The first time I learned that I was "together" with her was in the mouth of a colleague. I don't know when they bumped into me at dinner, I went back to the office and began to listen to my own gossip. It's a natural thing to do, when I feel funny and can't explain it, do you have expectations for her after longing for you?

It was not a sudden process, and we gradually calmed down our inner resentment and focused more on each other. She didn't know that I had ever been interested in other people, and when I came together with her, it seemed that because of her fascination with the similarities between the two, she cared more about me now, and liked to snuggle up to each other, be down-to-earth and peaceful, and have a definite part of life. Have I been cheating on her?But I've never betrayed her. Is it a betrayal to have a crush on someone else?I've asked myself that too. Before I met her, this fascination was gone, and it didn't bother my life. On the contrary, it was her "appearance" that made some vague things in my heart come back again, which is why we came together so quicklySometimes I'm afraid to think about the connection, there seem to be a lot of things in life, and you shouldn't be so stubborn to get to the bottom of it, just like a song sings, what you think is dirty in life, in the eyes of some people, that's sweet.

Vice versa. You received ** at that time, and you didn't seem shocked, like sooner or later you would know, but the news was too early. At that moment, I seemed to understand more of you, a different kind of you than I saw in my eyes. After listening to me, you calmly say, "Okay, got it." ”

I thought you didn't want to give up, and I was discouraged by my powerlessness, so I tossed and turned all night, and I didn't feel sleepy. Within two days, you called me and asked me to sit in a café. At that time, the admission results were not available, but it seems that this did not make a difference. After taking the **, I was thinking, what would you say to me?

As soon as you sat down in the café, you said you gave up, not because of what I said, but because of me.

Even though there was no one in the café and there was almost silence, there was a roar in my ears, and I couldn't get back to normal for a long time. Two strangers, how can one person's major choice be because of the other. After you said this, you kept looking me in the eyes, I didn't know what to say, but I forgot to dodge my eyes. There's something in my heart that can be sure, you're who I thought you were, and I read that right.

I was relieved by your words. The dark feelings I had for you seemed to have been swept away in an instant, and the tension between the two of them was gone, and they became relaxed. It was as if something unspeakable suddenly melted and disappeared, making it easy and simple to look directly and talk.

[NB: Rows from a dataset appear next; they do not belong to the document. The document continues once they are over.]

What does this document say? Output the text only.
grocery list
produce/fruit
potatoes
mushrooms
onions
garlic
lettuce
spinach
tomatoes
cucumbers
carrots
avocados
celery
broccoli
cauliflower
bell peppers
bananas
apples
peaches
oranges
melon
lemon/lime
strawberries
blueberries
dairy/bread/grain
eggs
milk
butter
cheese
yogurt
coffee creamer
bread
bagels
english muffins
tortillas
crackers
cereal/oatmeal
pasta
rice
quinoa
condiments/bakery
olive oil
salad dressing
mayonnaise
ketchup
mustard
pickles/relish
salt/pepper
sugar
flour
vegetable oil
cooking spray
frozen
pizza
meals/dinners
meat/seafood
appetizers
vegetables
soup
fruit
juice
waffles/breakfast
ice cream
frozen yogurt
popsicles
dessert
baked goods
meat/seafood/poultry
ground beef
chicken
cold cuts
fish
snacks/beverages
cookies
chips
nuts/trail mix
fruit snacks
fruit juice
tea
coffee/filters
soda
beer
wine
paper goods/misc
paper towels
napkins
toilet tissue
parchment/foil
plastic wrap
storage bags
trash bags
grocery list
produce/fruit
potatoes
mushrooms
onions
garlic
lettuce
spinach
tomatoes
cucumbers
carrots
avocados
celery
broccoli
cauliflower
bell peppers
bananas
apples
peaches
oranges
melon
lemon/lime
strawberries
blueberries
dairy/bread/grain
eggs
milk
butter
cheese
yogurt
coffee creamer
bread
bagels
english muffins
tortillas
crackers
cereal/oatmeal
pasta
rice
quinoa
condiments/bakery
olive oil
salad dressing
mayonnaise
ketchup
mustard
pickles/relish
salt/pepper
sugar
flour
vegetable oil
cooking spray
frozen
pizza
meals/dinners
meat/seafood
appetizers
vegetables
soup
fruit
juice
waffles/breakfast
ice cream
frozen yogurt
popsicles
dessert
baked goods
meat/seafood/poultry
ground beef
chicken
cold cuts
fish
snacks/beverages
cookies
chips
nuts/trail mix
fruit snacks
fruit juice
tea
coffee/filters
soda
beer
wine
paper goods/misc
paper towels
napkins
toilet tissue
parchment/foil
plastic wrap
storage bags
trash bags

I didn't ask you why, and our conversation began to flourish. That is from that day on, we became real friends, without desire, but with each other, I would think of you when I picked up a book, I would think of you when I walked on the road, and even when I lay down, I would think about whether you were still reading under the lamp. I know you're there, quiet and alone, and like me, it's hard to find someone with whom you share your heart and who deserves to be trusted to each other. We are too much like each other to be lovers.

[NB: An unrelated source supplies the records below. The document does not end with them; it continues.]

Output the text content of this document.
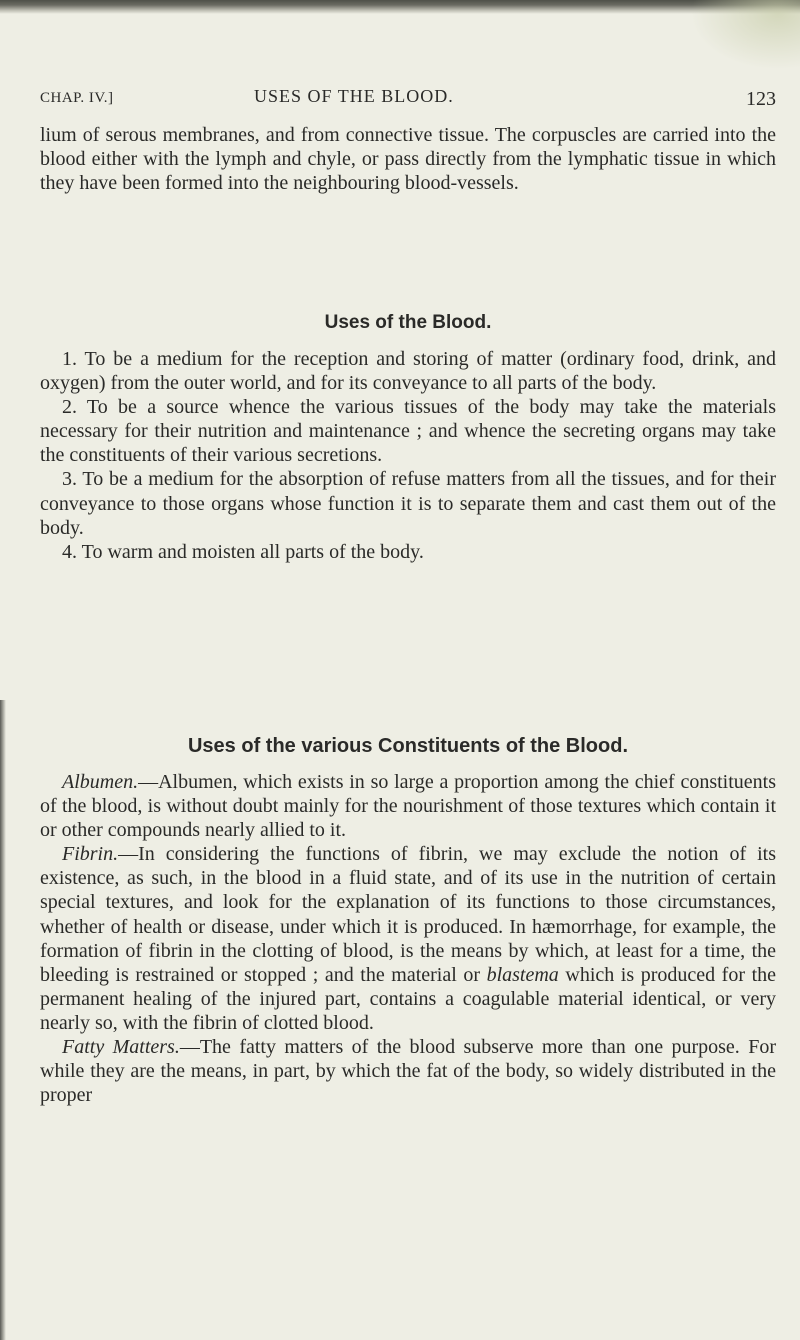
CHAP. IV.]	USES OF THE BLOOD.	123

lium of serous membranes, and from connective tissue. The corpuscles are carried into the blood either with the lymph and chyle, or pass directly from the lymphatic tissue in which they have been formed into the neighbouring blood-vessels.

Uses of the Blood.

1. To be a medium for the reception and storing of matter (ordinary food, drink, and oxygen) from the outer world, and for its conveyance to all parts of the body.

2. To be a source whence the various tissues of the body may take the materials necessary for their nutrition and maintenance ; and whence the secreting organs may take the constituents of their various secretions.

3. To be a medium for the absorption of refuse matters from all the tissues, and for their conveyance to those organs whose function it is to separate them and cast them out of the body.

4. To warm and moisten all parts of the body.

Uses of the various Constituents of the Blood.

Albumen.—Albumen, which exists in so large a proportion among the chief constituents of the blood, is without doubt mainly for the nourishment of those textures which contain it or other compounds nearly allied to it.

Fibrin.—In considering the functions of fibrin, we may exclude the notion of its existence, as such, in the blood in a fluid state, and of its use in the nutrition of certain special textures, and look for the explanation of its functions to those circumstances, whether of health or disease, under which it is produced. In hæmorrhage, for example, the formation of fibrin in the clotting of blood, is the means by which, at least for a time, the bleeding is restrained or stopped ; and the material or blastema which is produced for the permanent healing of the injured part, contains a coagulable material identical, or very nearly so, with the fibrin of clotted blood.

Fatty Matters.—The fatty matters of the blood subserve more than one purpose. For while they are the means, in part, by which the fat of the body, so widely distributed in the proper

On some quiet night, I would open my eyes in an empty bed and imagine what it would be like for us to be together. Imagination is always so good that at some point in meeting you, I even feel the urge to confess to you. Maybe I did, and you just took it as a joke and let it drift away.

I've been struggling with my desires. At that time, I was always thinking about the reason why we couldn't love each other, what kind of person was suitable to be with someone like us. Maybe everyone is born with self-pity and likes to take self-portraits near the water, he (she) will either die lonely or find someone completely different from himself. We are like you and me in the mirror, reflecting each other. I think even if we are really together, separation will be the inevitable end, so what is the point of being together?

Whether it's day or midnight, in those moments when we can't help it, we have expressed our thoughts about each other, just as we have all said "I love you" to each other calmly.

We can't find a reason not to love. We can't find a reason to be together.